Le cellule B orchestrano le risposte autoimmuni nei pazienti con lupus eritematoso sistemico (LES), ma le terapie dirette alle cellule B su larga scala mostrano solo un’efficacia modesta, mentre attenuano le risposte immunitarie umorali ai vaccini e inducono l’immunosoppressione.
Lo sviluppo di terapie più efficaci contro i cloni patogeni è un’esigenza attualmente insoddisfatta.
Lupus eritematoso sistemico e cellule B: lo studio
Con questo studio pubblicato su PubMed i ricercatori hanno dimostrato una maggiore attivazione della via ATR/Chk1 della risposta al danno del DNA (DDR) nelle cellule B di pazienti con malattia LES attiva.
Il trattamento delle cellule B con IFN di tipo I, un fattore chiave dell’immunità nel LES, ha indotto l’espressione di ATR tramite il legame del fattore regolatore 1 dell’interferone al suo promotore genico.
Lupus eritematoso sistemico: il nuovo bersaglio terapeutico
Il targeting farmacologico dell’ATR nelle cellule B, tramite un inibitore specifico (VE-822), ha attenuato il loro profilo immunogenico, inclusa la secrezione di citochine proinfiammatorie, la formazione di plasmablasti, e la produzione di anticorpi.

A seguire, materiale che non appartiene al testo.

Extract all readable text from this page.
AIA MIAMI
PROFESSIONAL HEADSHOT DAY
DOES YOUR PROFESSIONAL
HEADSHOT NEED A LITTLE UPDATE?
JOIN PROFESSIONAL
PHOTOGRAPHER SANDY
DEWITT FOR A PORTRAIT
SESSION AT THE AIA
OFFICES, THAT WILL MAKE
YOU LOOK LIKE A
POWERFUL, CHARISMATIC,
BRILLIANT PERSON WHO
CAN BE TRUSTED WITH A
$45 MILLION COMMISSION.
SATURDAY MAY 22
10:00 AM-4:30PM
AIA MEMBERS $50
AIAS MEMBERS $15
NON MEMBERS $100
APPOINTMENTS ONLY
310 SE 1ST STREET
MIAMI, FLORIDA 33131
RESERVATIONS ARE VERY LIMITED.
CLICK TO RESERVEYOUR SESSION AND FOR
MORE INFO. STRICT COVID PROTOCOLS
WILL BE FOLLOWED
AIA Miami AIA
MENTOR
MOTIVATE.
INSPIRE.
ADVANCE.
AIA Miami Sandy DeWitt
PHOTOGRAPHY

Insieme, questi risultati identificano l’asse DDR mediato da ATR come orchestratore delle risposte delle cellule B mediate da IFN di tipo I nel LES e come potenziale nuovo bersaglio terapeutico.
Manolakou T, Nikolopoulos D, Gkikas D, Filia A, Samiotaki M, Stamatakis G, Fanouriakis A, Politis P, Banos A, Alissafi T, Verginis P, Boumpas DT. “ATR-mediated DNA damage responses underlie aberrant B cell activity in systemic lupus erythematosus”; 28 ottobre 202; 8(43):eabo5840.